You can monitor the training in the tensorboard page

In [None]:
for pipe in trainers:
    pipe.train(
        Adam,
        7,
        False,
        {"lr": 0.01},
        {"batch_size": 200})

# For each model, let's plot the topology of the dataset embedded in each layer of the network

We start by the Betti curves. For a subset of size `batch_size` of the dataset, we compute the successive Betti numbers of the Vietoris-Rips complex of radius filtration_value of the subset embedded in each layer of the network. The result is plotted in tensorboard.

In [None]:
from gdeep.visualization import Visualiser

# Choose the size of the subset of the dataset
batch_size = 500

# Extract the subset of the dataset for plotting
one_batch_dataset, _, _ = DataLoaderBuilder((ds_tr,)).build(
    [{"batch_size": batch_size, "sampler": RandomSampler(ds_tr)}]) 

batch_for_plotting = next(iter(one_batch_dataset))

# For each model, plot the Betti curve
for pipe in trainers:
    vs = Visualiser(pipe)
    vs.plot_betti_numbers_layers(homology_dimensions=[0,1], 
        batch=batch_for_plotting, 
        filtration_value=0.5)
    del vs


If you have a bit more time, you can even compute the Persistence Diagrams of the subset of the dataset embedded in each layers, and plot them in tensorboard!

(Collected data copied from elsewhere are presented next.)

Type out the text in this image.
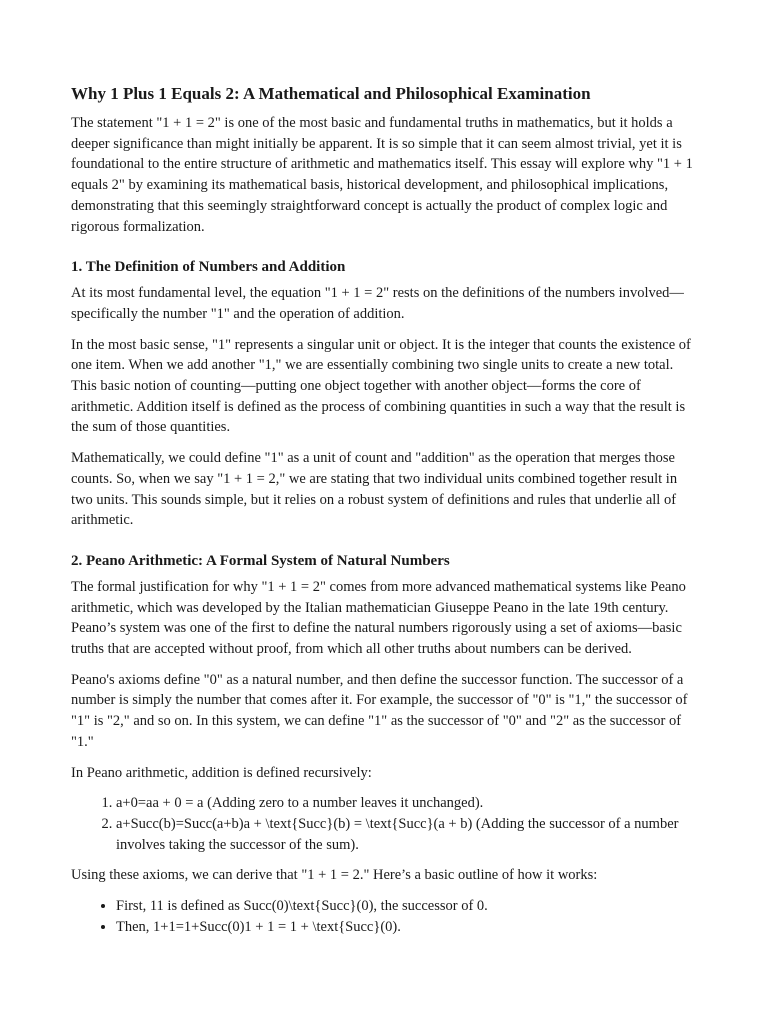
Why 1 Plus 1 Equals 2: A Mathematical and Philosophical Examination

The statement "1 + 1 = 2" is one of the most basic and fundamental truths in mathematics, but it holds a deeper significance than might initially be apparent. It is so simple that it can seem almost trivial, yet it is foundational to the entire structure of arithmetic and mathematics itself. This essay will explore why "1 + 1 equals 2" by examining its mathematical basis, historical development, and philosophical implications, demonstrating that this seemingly straightforward concept is actually the product of complex logic and rigorous formalization.

1. The Definition of Numbers and Addition

At its most fundamental level, the equation "1 + 1 = 2" rests on the definitions of the numbers involved—specifically the number "1" and the operation of addition.

In the most basic sense, "1" represents a singular unit or object. It is the integer that counts the existence of one item. When we add another "1," we are essentially combining two single units to create a new total. This basic notion of counting—putting one object together with another object—forms the core of arithmetic. Addition itself is defined as the process of combining quantities in such a way that the result is the sum of those quantities.

Mathematically, we could define "1" as a unit of count and "addition" as the operation that merges those counts. So, when we say "1 + 1 = 2," we are stating that two individual units combined together result in two units. This sounds simple, but it relies on a robust system of definitions and rules that underlie all of arithmetic.

2. Peano Arithmetic: A Formal System of Natural Numbers

The formal justification for why "1 + 1 = 2" comes from more advanced mathematical systems like Peano arithmetic, which was developed by the Italian mathematician Giuseppe Peano in the late 19th century. Peano’s system was one of the first to define the natural numbers rigorously using a set of axioms—basic truths that are accepted without proof, from which all other truths about numbers can be derived.

Peano's axioms define "0" as a natural number, and then define the successor function. The successor of a number is simply the number that comes after it. For example, the successor of "0" is "1," the successor of "1" is "2," and so on. In this system, we can define "1" as the successor of "0" and "2" as the successor of "1."

In Peano arithmetic, addition is defined recursively:

1. a+0=aa + 0 = a (Adding zero to a number leaves it unchanged).
2. a+Succ(b)=Succ(a+b)a + \text{Succ}(b) = \text{Succ}(a + b) (Adding the successor of a number involves taking the successor of the sum).

Using these axioms, we can derive that "1 + 1 = 2." Here’s a basic outline of how it works:

• First, 11 is defined as Succ(0)\text{Succ}(0), the successor of 0.
• Then, 1+1=1+Succ(0)1 + 1 = 1 + \text{Succ}(0).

The computation might take a few minutes.

In [None]:
for pipe in trainers:
    vs = Visualiser(pipe)
    vs.plot_persistence_diagrams(batch_for_plotting, k=0)
    del vs


## Conclusion

As can be observed in the tensorboard plots, the neural network tend to simplify the topology of the dataset accross layers, in order to perform classification. This simple observation highlights the importance to understand topologically the operations performed by deep learning models.